Parallèlement, le parlement a approuvé la prolongation du mandat de Préval jusqu’à mai 2011, si les élections n’ont pas lieu avant la fin de l’année, alors que la date de fin de mandat du chef de l’État fixée par la constitution est le 7 février.
Ces deux décisions, ratifiées entre autres par des députés en fin de mandat, ont apporté de l’eau au moulin des anti-Préval, en dépit des déclarations du président faisant savoir qu’il ne souhaite pas garder le pouvoir, mais seulement assurer une transmission régulière des responsabilités d’État. « Je veux conduire le pays sur la voie de la stabilité », fait-il valoir, en avertissant que « la contestation du CEP et du président [...] n’empêchera pas la tenue des élections ».
Certains secteurs, comme l’Initiative de la société civile (ISC), craignant que des problèmes politiques ne viennent aggraver la crise actuelle, souhaitent un consensus pour la tenue des élections, quitte à apporter des changements au CEP. Cependant, dans l’histoire politique récente du pays, les élections n’ont pas toujours arrangé les choses. Les élections de 2000, largement contestées, ont conduit à l’éclatement de 2004 qui a forcé Aristide à partir.

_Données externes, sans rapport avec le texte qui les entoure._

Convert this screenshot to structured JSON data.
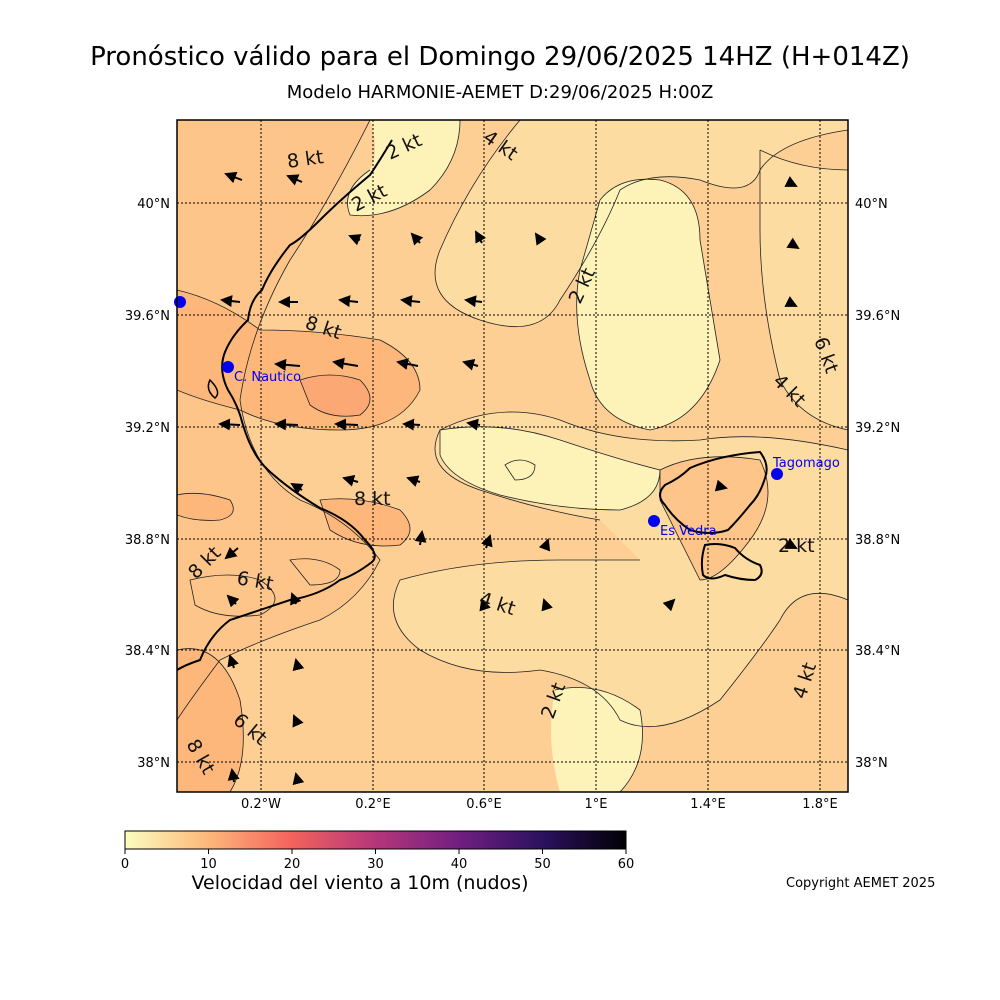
{
  "header": {
    "title": "Pronóstico válido para el Domingo 29/06/2025 14HZ (H+014Z)",
    "subtitle": "Modelo HARMONIE-AEMET D:29/06/2025 H:00Z"
  },
  "axes": {
    "lon_ticks": [
      "0.2°W",
      "0.2°E",
      "0.6°E",
      "1°E",
      "1.4°E",
      "1.8°E"
    ],
    "lat_ticks": [
      "40°N",
      "39.6°N",
      "39.2°N",
      "38.8°N",
      "38.4°N",
      "38°N"
    ],
    "lon_range": [
      -0.52,
      1.88
    ],
    "lat_range": [
      37.9,
      40.3
    ]
  },
  "contour_labels": [
    "8 kt",
    "2 kt",
    "4 kt",
    "2 kt",
    "2 kt",
    "8 kt",
    "6 kt",
    "4 kt",
    "8 kt",
    "8 kt",
    "6 kt",
    "4 kt",
    "2 kt",
    "2 kt",
    "4 kt",
    "6 kt",
    "8 kt"
  ],
  "stations": [
    {
      "name": "C. Nautico",
      "lon": -0.33,
      "lat": 39.42
    },
    {
      "name": "Tagomago",
      "lon": 1.63,
      "lat": 39.03
    },
    {
      "name": "Es Vedra",
      "lon": 1.2,
      "lat": 38.87
    }
  ],
  "colorbar": {
    "ticks": [
      "0",
      "10",
      "20",
      "30",
      "40",
      "50",
      "60"
    ],
    "label": "Velocidad del viento a 10m (nudos)",
    "colors": [
      "#fcfdbf",
      "#fdb77a",
      "#f3625d",
      "#b5367a",
      "#711f81",
      "#2c115f",
      "#000004"
    ]
  },
  "copyright": "Copyright AEMET 2025"
}
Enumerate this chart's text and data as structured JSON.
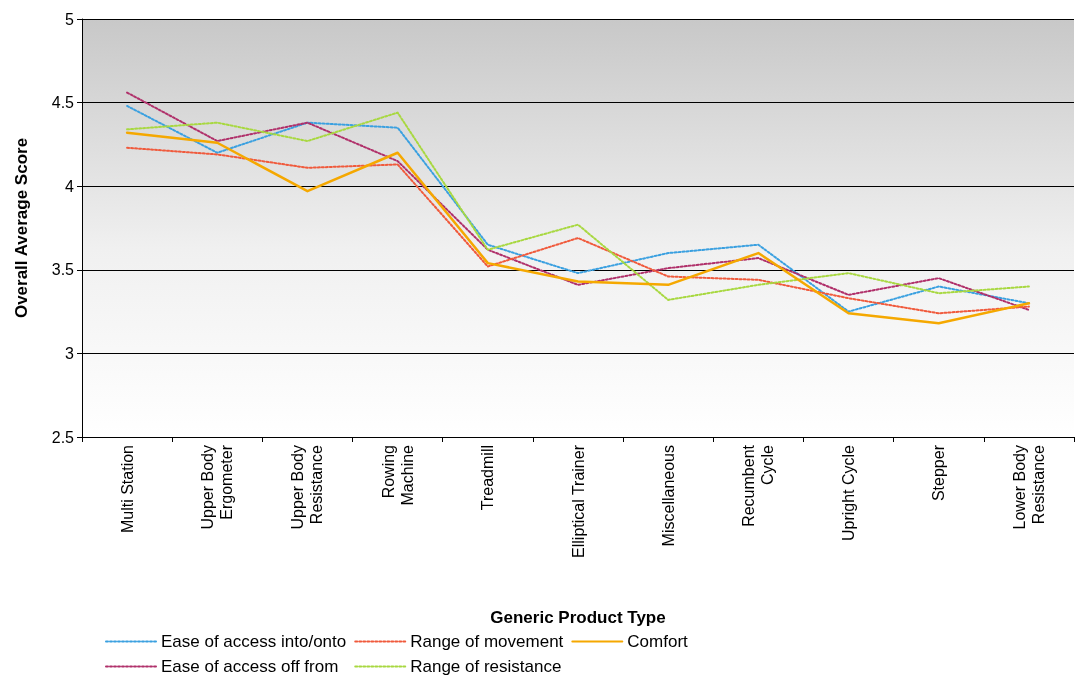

Au-delà de l’enjeu politique que sous-tend le processus en cours, d’un côté comme de l’autre, on ne peut nier que la reconstruction occupe désormais le centre de la scène. Qui, en tant que leader ou secteur politique, prendra les rênes de la reconstruction qui a suscité des promesses internationales de 10 milliards de dollars ? Telle est la question qui se pose aujourd’hui.
« Dans le fond, il y a beaucoup d’argent qui va être dépensé dans le pays et chacun se positionne » pour être aux commandes, estime Gérald Mathurin. « Il y a également des gens qui ne peuvent être en dehors du pouvoir car ils ne veulent pas avoir à rendre des comptes », fait-il remarquer. « Voilà le drame que nous vivons », martèle-t-il.
Le drame, c’est aussi l’effondrement des ressorts de la société haïtienne et la mise à la rue de plus d’un million de personnes déplacées. Sous les tentes crasseuses de Port-au-Prince, on se demande quel leader est véritablement prêt à mener à bien la reconstruction.